John Newson was born in London on 10 December 1925 and brought up in Essex. His studies for an extension degree in maths and physics were broken by military service as a signaller in the Second World War. After a brief period as a teacher, he switched to the study of psychology, graduating from University College London in 1951.
A large element of the course was statistics, where Professor Newson soon revealed an exceptional talent that would prove crucial for all his subsequent research and that landed him a job as an assistant lecturer at the University of Nottingham before he had even completed his degree. He was to spend the rest of his working life there and was appointed to a professorship in 1975.
In collaboration with his wife Elizabeth, who became professor of developmental psychology at Nottingham, Professor Newson carried out an innovative 20-year research project at their Child Development Research Unit. This was based on interviews with more than 700 families, when the children were aged four, seven, 11, 16 and 22, exploring the impact of factors such as class, gender and place of birth. The findings were published in a series of major books: Infant Care in An Urban Community (1963), Four Years Old in An Urban Community (1968), Seven Years Old in the Home Environment (1976) and Perspectives on School at Seven Years Old (1977).
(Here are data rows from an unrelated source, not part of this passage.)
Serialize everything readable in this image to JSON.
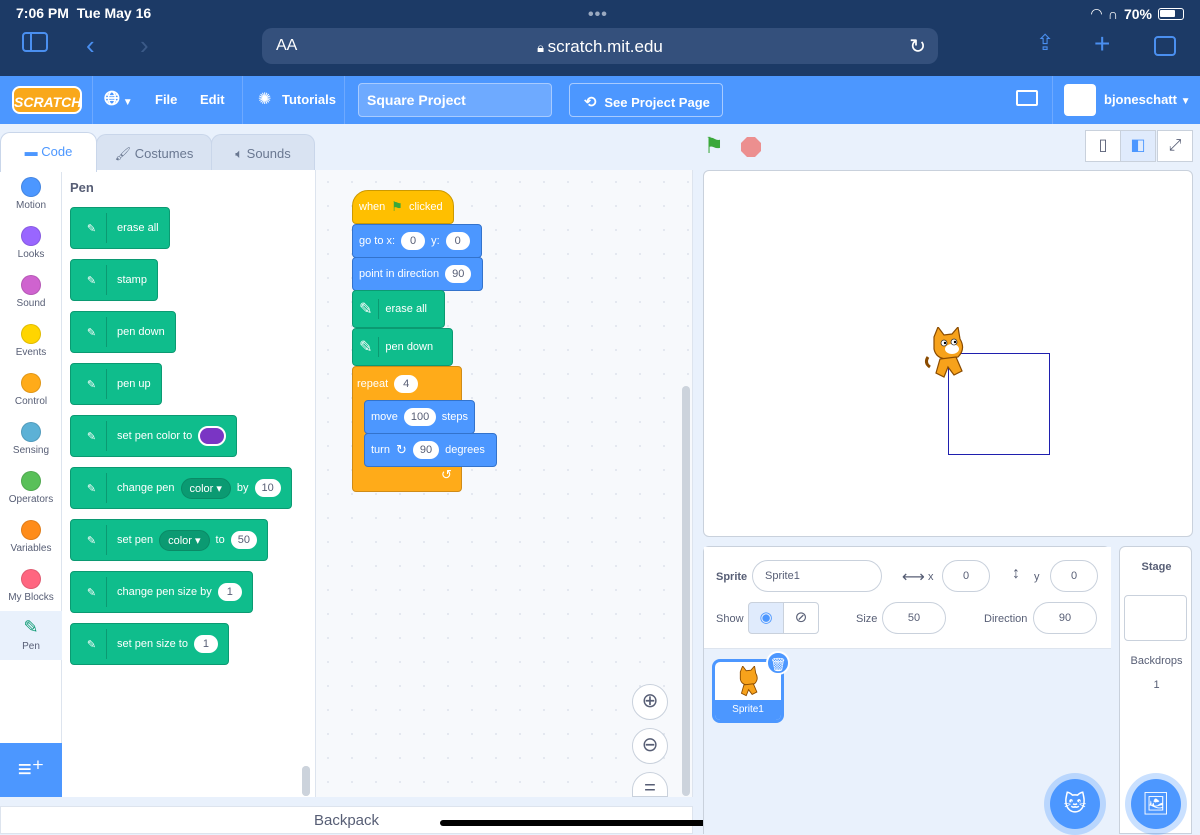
{
  "status_bar": {
    "time": "7:06 PM",
    "date": "Tue May 16",
    "battery": "70%"
  },
  "browser": {
    "aa": "AA",
    "url": "scratch.mit.edu"
  },
  "menu": {
    "logo": "SCRATCH",
    "file": "File",
    "edit": "Edit",
    "tutorials": "Tutorials",
    "project_title": "Square Project",
    "see_project": "See Project Page",
    "username": "bjoneschatt"
  },
  "tabs": {
    "code": "Code",
    "costumes": "Costumes",
    "sounds": "Sounds"
  },
  "categories": [
    {
      "label": "Motion",
      "color": "#4c97ff"
    },
    {
      "label": "Looks",
      "color": "#9966ff"
    },
    {
      "label": "Sound",
      "color": "#cf63cf"
    },
    {
      "label": "Events",
      "color": "#ffd500"
    },
    {
      "label": "Control",
      "color": "#ffab19"
    },
    {
      "label": "Sensing",
      "color": "#5cb1d6"
    },
    {
      "label": "Operators",
      "color": "#59c059"
    },
    {
      "label": "Variables",
      "color": "#ff8c1a"
    },
    {
      "label": "My Blocks",
      "color": "#ff6680"
    },
    {
      "label": "Pen",
      "color": ""
    }
  ],
  "palette": {
    "heading": "Pen",
    "erase_all": "erase all",
    "stamp": "stamp",
    "pen_down": "pen down",
    "pen_up": "pen up",
    "set_pen_color_to": "set pen color to",
    "change_pen": "change pen",
    "color_dd": "color",
    "by": "by",
    "change_by_value": "10",
    "set_pen": "set pen",
    "to": "to",
    "set_to_value": "50",
    "change_pen_size_by": "change pen size by",
    "size_by_value": "1",
    "set_pen_size_to": "set pen size to",
    "size_to_value": "1"
  },
  "script": {
    "when": "when",
    "clicked": "clicked",
    "goto": "go to x:",
    "goto_x": "0",
    "y_label": "y:",
    "goto_y": "0",
    "point_dir": "point in direction",
    "point_value": "90",
    "erase_all": "erase all",
    "pen_down": "pen down",
    "repeat": "repeat",
    "repeat_value": "4",
    "move": "move",
    "move_value": "100",
    "steps": "steps",
    "turn": "turn",
    "turn_value": "90",
    "degrees": "degrees"
  },
  "zoom": {
    "reset": "="
  },
  "backpack": "Backpack",
  "sprite_info": {
    "sprite_label": "Sprite",
    "sprite_name": "Sprite1",
    "x_label": "x",
    "x_value": "0",
    "y_label": "y",
    "y_value": "0",
    "show_label": "Show",
    "size_label": "Size",
    "size_value": "50",
    "direction_label": "Direction",
    "direction_value": "90"
  },
  "sprite_list": [
    {
      "name": "Sprite1"
    }
  ],
  "stage_pane": {
    "title": "Stage",
    "backdrops_label": "Backdrops",
    "backdrops_count": "1"
  }
}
According to Colwyn Trevarthen, emeritus professor of child psychology and psychobiology at the University of Edinburgh, Professor Newson played a central role in the revolution in psychology that revealed infants to be "persons with intelligent intentions, with minds and sociable feelings".
Professor Trevarthen said that through "careful description and measurement of the process of communication between babies and their mothers", Professor Newson found ways to illuminate "the wonderful collaboration between infantile desires to express and respond to fundamental motives and feelings expressed in their own and others' body movements, and the mother's affectionate desire to make sense, according to the traditions and language of her adult world, of what her baby was 'telling' her".
Though much of his work involved video recording and complex number-crunching, Professor Newson was also a keen carpenter whose love of designing and constructing toys is reflected in his celebrated book Toys and Playthings: In Development and Remediation (1979).
Professor Newson died on 15 May 2010 and is survived by his wife, their three children and four grandchildren.